Девочка смотрела на птиц и улыбалась. Под мышкой у нее торчал длинный узкий батон.

Сергей бесцельно побрел по улице, еще не зная, куда податься. Зато одно он точно знал: домой сегодня он не вернется.

2


Лиля осторожно пробиралась по скольз­кому обледенелому тротуару к зданию главпочтамта. Держаться близко к зданиям было опасно: прозрачно-желтые набухшие сосульки угрожающе нависли над го­ловой. Днем, когда солнце начинало припекать, город звенел от разноголосой капели. Нагревались водосточ­ные трубы и начинали потихоньку кряхтеть и покашли­вать, как простуженные старики, время от времени с же­лезным грохотом извергая на тротуар раздробленные куски льда.

Был конец марта, и лед на Дятлинке еще стоял проч­но. Обычно ледоход начинался в середине апреля. Три моста перекинулись в центре города через реку, но мно­гие почему-то предпочитали до самого ледохода перехо­дить речку по льду. Причем грязно-желтые тропинки были протоптаны почти рядом с мостом.

Лилю то и дело обгоняли прохожие. Торопиться ей было некуда: Сергей уехал в командировку, сына она две недели назад отправила с матерью в Андижан. Там уже поспели первые овощи и фрукты. Наверное, Юрка бегает по улице в одних трусиках. Сейчас самое прекрасное время в Андижане: тепло, солнечно, все в цвету. Когда Капитолина Даниловна сказала, что хочет забрать Юру с собой, Сергей стал возражать, дескать, и так сына по­чти не видим, пусть этот год поживет с нами, но они сумели уломать его.

Лиля уже давно поняла, что, если начинать исподволь готовить мужа к чему-нибудь, будь то покупка новой дорогой вещи или поездка в Ленинград или Москву (за последние два года она несколько раз туда ездила), всегда будет так, как она захочет, хотя сначала он будет протестовать.

Сергей не любил спорить с женщинами и быстро усту­пал. Нащупав его слабую струнку, Лиля стала ею умело пользоваться.
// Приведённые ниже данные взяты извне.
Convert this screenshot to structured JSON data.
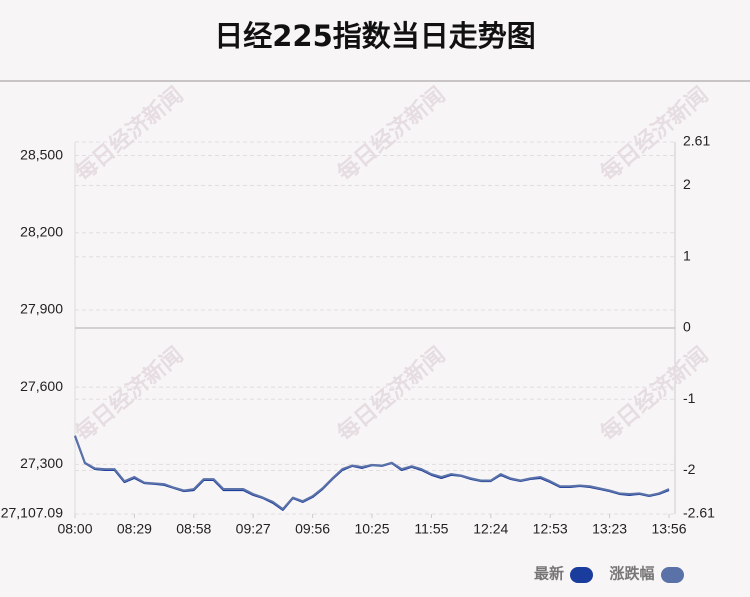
{
  "chart_data": {
    "type": "line",
    "title": "日经225指数当日走势图",
    "watermark": "每日经济新闻",
    "xlim": [
      0,
      60
    ],
    "xticks": [
      {
        "value": 0,
        "label": "08:00"
      },
      {
        "value": 6,
        "label": "08:29"
      },
      {
        "value": 12,
        "label": "08:58"
      },
      {
        "value": 18,
        "label": "09:27"
      },
      {
        "value": 24,
        "label": "09:56"
      },
      {
        "value": 30,
        "label": "10:25"
      },
      {
        "value": 36,
        "label": "11:55"
      },
      {
        "value": 42,
        "label": "12:24"
      },
      {
        "value": 48,
        "label": "12:53"
      },
      {
        "value": 54,
        "label": "13:23"
      },
      {
        "value": 60,
        "label": "13:56"
      }
    ],
    "ylim": [
      27107.09,
      28552.7
    ],
    "yticks": [
      {
        "value": 27107.09,
        "label": "27,107.09"
      },
      {
        "value": 27300,
        "label": "27,300"
      },
      {
        "value": 27600,
        "label": "27,600"
      },
      {
        "value": 27900,
        "label": "27,900"
      },
      {
        "value": 28200,
        "label": "28,200"
      },
      {
        "value": 28500,
        "label": "28,500"
      }
    ],
    "y2lim": [
      -2.61,
      2.61
    ],
    "y2ticks": [
      -2.61,
      -2,
      -1,
      0,
      1,
      2,
      2.61
    ],
    "grid": true,
    "series": [
      {
        "name": "最新",
        "color": "#1a3c9c",
        "values": [
          27410,
          27305,
          27282,
          27278,
          27278,
          27231,
          27247,
          27227,
          27224,
          27220,
          27208,
          27196,
          27200,
          27239,
          27239,
          27200,
          27200,
          27200,
          27181,
          27169,
          27150,
          27123,
          27169,
          27154,
          27173,
          27204,
          27243,
          27278,
          27294,
          27286,
          27297,
          27294,
          27305,
          27278,
          27290,
          27278,
          27259,
          27247,
          27259,
          27255,
          27243,
          27235,
          27235,
          27259,
          27243,
          27235,
          27243,
          27247,
          27231,
          27212,
          27212,
          27216,
          27212,
          27204,
          27196,
          27185,
          27181,
          27185,
          27177,
          27185,
          27200
        ]
      },
      {
        "name": "涨跌幅",
        "color": "#5a72a8",
        "axis": "y2",
        "values": [
          -1.51,
          -1.89,
          -1.97,
          -1.98,
          -1.98,
          -2.15,
          -2.09,
          -2.17,
          -2.18,
          -2.19,
          -2.24,
          -2.28,
          -2.26,
          -2.12,
          -2.12,
          -2.26,
          -2.26,
          -2.26,
          -2.33,
          -2.38,
          -2.44,
          -2.54,
          -2.38,
          -2.43,
          -2.36,
          -2.25,
          -2.11,
          -1.98,
          -1.93,
          -1.95,
          -1.92,
          -1.93,
          -1.89,
          -1.98,
          -1.94,
          -1.98,
          -2.05,
          -2.09,
          -2.05,
          -2.07,
          -2.11,
          -2.14,
          -2.14,
          -2.05,
          -2.11,
          -2.14,
          -2.11,
          -2.09,
          -2.15,
          -2.22,
          -2.22,
          -2.21,
          -2.22,
          -2.25,
          -2.28,
          -2.32,
          -2.33,
          -2.32,
          -2.35,
          -2.32,
          -2.26
        ]
      }
    ]
  }
}
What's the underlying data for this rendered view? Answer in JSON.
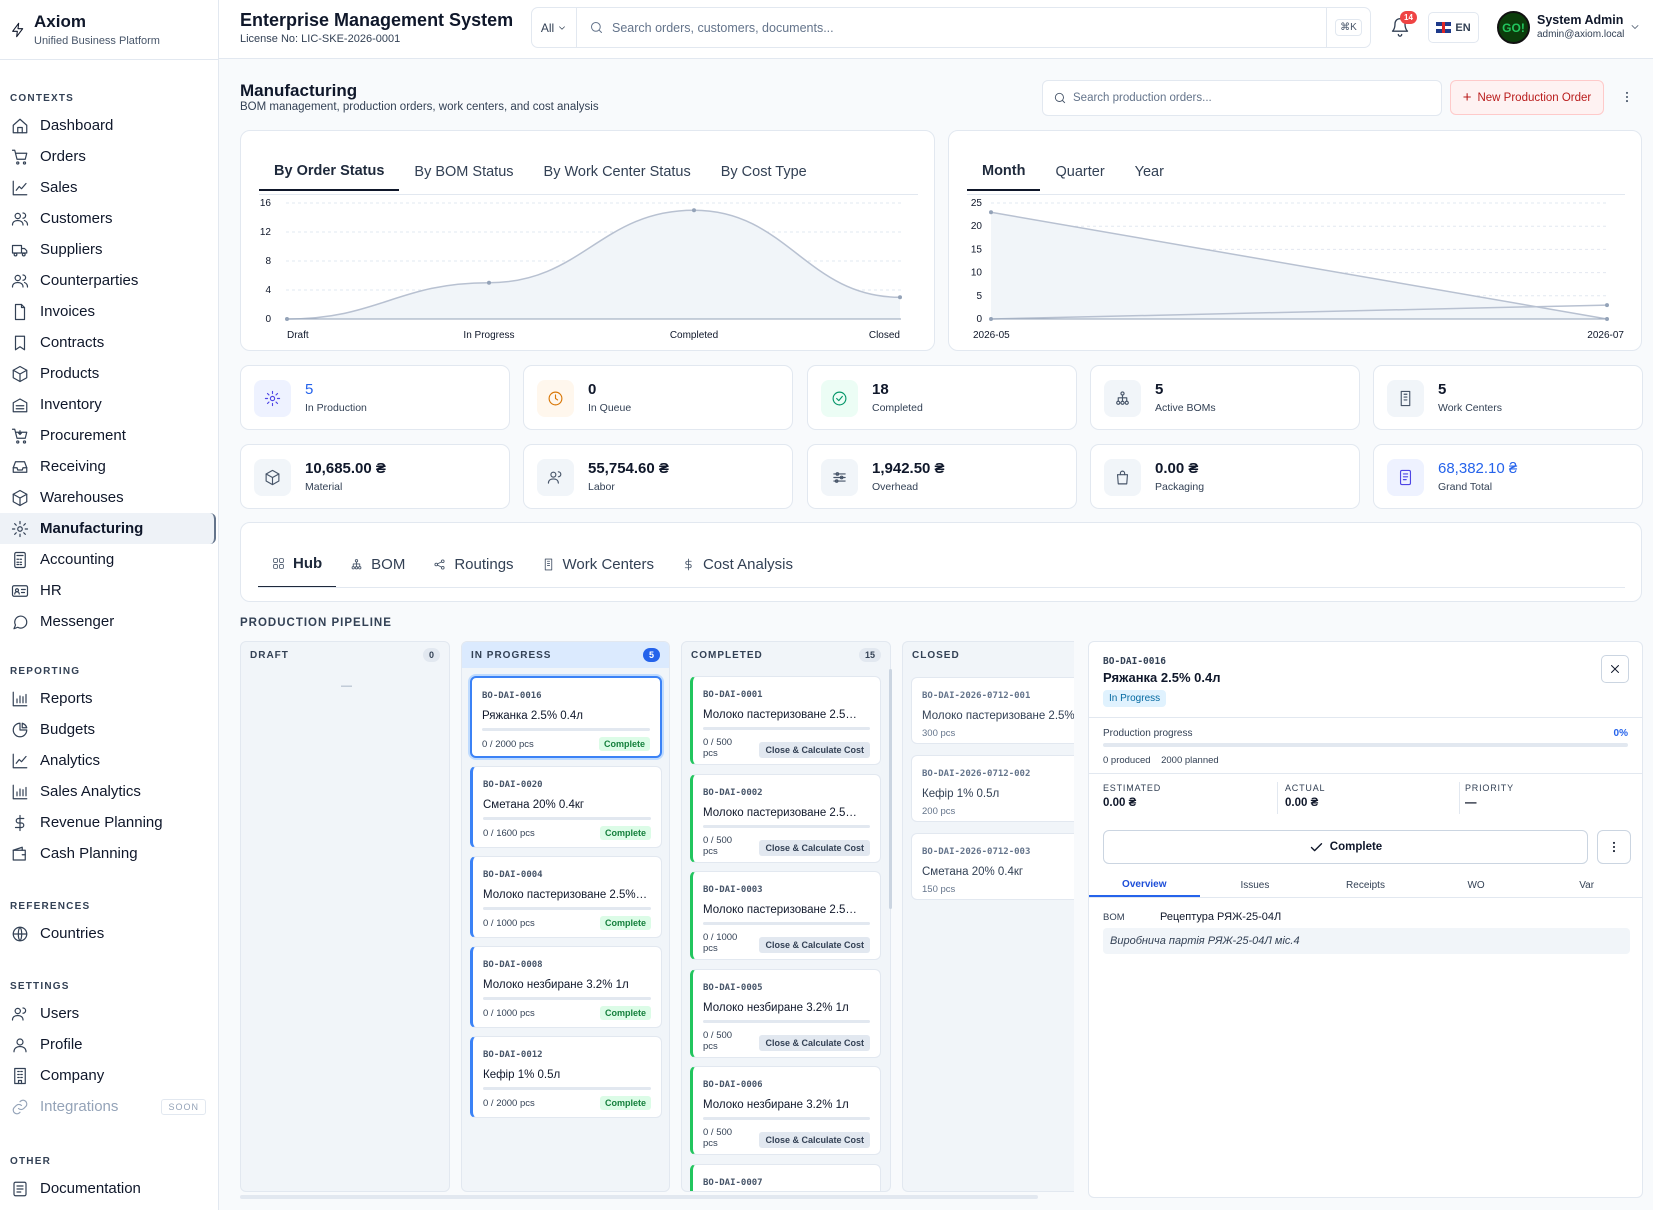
{
  "brand": {
    "name": "Axiom",
    "tagline": "Unified Business Platform"
  },
  "header": {
    "title": "Enterprise Management System",
    "license": "License No: LIC-SKE-2026-0001",
    "search_scope": "All",
    "search_placeholder": "Search orders, customers, documents...",
    "shortcut": "⌘K",
    "notifications": "14",
    "language": "EN",
    "user_name": "System Admin",
    "user_email": "admin@axiom.local",
    "avatar_text": "GO!"
  },
  "sidebar": {
    "sections": [
      {
        "title": "CONTEXTS",
        "items": [
          "Dashboard",
          "Orders",
          "Sales",
          "Customers",
          "Suppliers",
          "Counterparties",
          "Invoices",
          "Contracts",
          "Products",
          "Inventory",
          "Procurement",
          "Receiving",
          "Warehouses",
          "Manufacturing",
          "Accounting",
          "HR",
          "Messenger"
        ]
      },
      {
        "title": "REPORTING",
        "items": [
          "Reports",
          "Budgets",
          "Analytics",
          "Sales Analytics",
          "Revenue Planning",
          "Cash Planning"
        ]
      },
      {
        "title": "REFERENCES",
        "items": [
          "Countries"
        ]
      },
      {
        "title": "SETTINGS",
        "items": [
          "Users",
          "Profile",
          "Company",
          "Integrations"
        ]
      },
      {
        "title": "OTHER",
        "items": [
          "Documentation"
        ]
      }
    ],
    "active": "Manufacturing",
    "soon_label": "SOON"
  },
  "page": {
    "title": "Manufacturing",
    "subtitle": "BOM management, production orders, work centers, and cost analysis",
    "search_placeholder": "Search production orders...",
    "new_button": "New Production Order"
  },
  "chart_tabs": [
    "By Order Status",
    "By BOM Status",
    "By Work Center Status",
    "By Cost Type"
  ],
  "period_tabs": [
    "Month",
    "Quarter",
    "Year"
  ],
  "chart_data": [
    {
      "type": "area",
      "categories": [
        "Draft",
        "In Progress",
        "Completed",
        "Closed"
      ],
      "values": [
        0,
        5,
        15,
        3
      ],
      "ylim": [
        0,
        16
      ],
      "yticks": [
        0,
        4,
        8,
        12,
        16
      ]
    },
    {
      "type": "line",
      "x": [
        "2026-05",
        "2026-07"
      ],
      "series": [
        {
          "values": [
            23,
            0
          ]
        },
        {
          "values": [
            0,
            3
          ]
        }
      ],
      "ylim": [
        0,
        25
      ],
      "yticks": [
        0,
        5,
        10,
        15,
        20,
        25
      ]
    }
  ],
  "stats_row1": [
    {
      "value": "5",
      "label": "In Production",
      "icon": "gear-icon",
      "color": "#eef2ff"
    },
    {
      "value": "0",
      "label": "In Queue",
      "icon": "clock-icon",
      "color": "#fff7ed"
    },
    {
      "value": "18",
      "label": "Completed",
      "icon": "check-circle-icon",
      "color": "#ecfdf5"
    },
    {
      "value": "5",
      "label": "Active BOMs",
      "icon": "hierarchy-icon",
      "color": "#f1f5f9"
    },
    {
      "value": "5",
      "label": "Work Centers",
      "icon": "building-icon",
      "color": "#f1f5f9"
    }
  ],
  "stats_row2": [
    {
      "value": "10,685.00 ₴",
      "label": "Material",
      "icon": "box-icon"
    },
    {
      "value": "55,754.60 ₴",
      "label": "Labor",
      "icon": "users-icon"
    },
    {
      "value": "1,942.50 ₴",
      "label": "Overhead",
      "icon": "sliders-icon"
    },
    {
      "value": "0.00 ₴",
      "label": "Packaging",
      "icon": "package-icon"
    },
    {
      "value": "68,382.10 ₴",
      "label": "Grand Total",
      "icon": "receipt-icon"
    }
  ],
  "hub_tabs": [
    "Hub",
    "BOM",
    "Routings",
    "Work Centers",
    "Cost Analysis"
  ],
  "pipeline": {
    "title": "PRODUCTION PIPELINE",
    "draft": {
      "label": "DRAFT",
      "count": "0",
      "empty": "—"
    },
    "in_progress": {
      "label": "IN PROGRESS",
      "count": "5",
      "cards": [
        {
          "code": "BO-DAI-0016",
          "name": "Ряжанка 2.5% 0.4л",
          "qty": "0 / 2000 pcs",
          "action": "Complete"
        },
        {
          "code": "BO-DAI-0020",
          "name": "Сметана 20% 0.4кг",
          "qty": "0 / 1600 pcs",
          "action": "Complete"
        },
        {
          "code": "BO-DAI-0004",
          "name": "Молоко пастеризоване 2.5%…",
          "qty": "0 / 1000 pcs",
          "action": "Complete"
        },
        {
          "code": "BO-DAI-0008",
          "name": "Молоко незбиране 3.2% 1л",
          "qty": "0 / 1000 pcs",
          "action": "Complete"
        },
        {
          "code": "BO-DAI-0012",
          "name": "Кефір 1% 0.5л",
          "qty": "0 / 2000 pcs",
          "action": "Complete"
        }
      ]
    },
    "completed": {
      "label": "COMPLETED",
      "count": "15",
      "cards": [
        {
          "code": "BO-DAI-0001",
          "name": "Молоко пастеризоване 2.5…",
          "qty": "0 / 500 pcs",
          "action": "Close & Calculate Cost"
        },
        {
          "code": "BO-DAI-0002",
          "name": "Молоко пастеризоване 2.5…",
          "qty": "0 / 500 pcs",
          "action": "Close & Calculate Cost"
        },
        {
          "code": "BO-DAI-0003",
          "name": "Молоко пастеризоване 2.5…",
          "qty": "0 / 1000 pcs",
          "action": "Close & Calculate Cost"
        },
        {
          "code": "BO-DAI-0005",
          "name": "Молоко незбиране 3.2% 1л",
          "qty": "0 / 500 pcs",
          "action": "Close & Calculate Cost"
        },
        {
          "code": "BO-DAI-0006",
          "name": "Молоко незбиране 3.2% 1л",
          "qty": "0 / 500 pcs",
          "action": "Close & Calculate Cost"
        },
        {
          "code": "BO-DAI-0007",
          "name": "",
          "qty": "",
          "action": ""
        }
      ]
    },
    "closed": {
      "label": "CLOSED",
      "cards": [
        {
          "code": "BO-DAI-2026-0712-001",
          "name": "Молоко пастеризоване 2.5%",
          "qty": "300 pcs"
        },
        {
          "code": "BO-DAI-2026-0712-002",
          "name": "Кефір 1% 0.5л",
          "qty": "200 pcs"
        },
        {
          "code": "BO-DAI-2026-0712-003",
          "name": "Сметана 20% 0.4кг",
          "qty": "150 pcs"
        }
      ]
    }
  },
  "detail": {
    "code": "BO-DAI-0016",
    "name": "Ряжанка 2.5% 0.4л",
    "status": "In Progress",
    "progress_label": "Production progress",
    "progress_pct": "0%",
    "progress_value": 0,
    "produced": "0 produced",
    "planned": "2000 planned",
    "estimated_label": "ESTIMATED",
    "estimated": "0.00 ₴",
    "actual_label": "ACTUAL",
    "actual": "0.00 ₴",
    "priority_label": "PRIORITY",
    "priority": "—",
    "complete_button": "Complete",
    "tabs": [
      "Overview",
      "Issues",
      "Receipts",
      "WO",
      "Var"
    ],
    "bom_label": "BOM",
    "bom_value": "Рецептура РЯЖ-25-04Л",
    "batch_note": "Виробнича партія РЯЖ-25-04Л міс.4"
  }
}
Когда Сергей принялся горячо доказывать теще, что сыну и здесь прекрасно живется, и вообще это неправильно — воспитывать ребенка где-то на стороне, Лиля мигнула матери — мол, не спорь. И вот пятилет­ний Юра уже две недели как в Андижане.

У входа в главпочтамт голое дерево облепили во­робьи. От их пронзительного крика зазвенело в ушах. Мальчишка с портфелем в руках, раскрыв рот, смотрел на птиц.

До востребования пришло два письма: одно от отца, второе от Оленина. С тех пор как Сергей неожиданно уехал из Андижана, отец предпочитал присылать письма на главпочтамт. Мать писала на домашний адрес.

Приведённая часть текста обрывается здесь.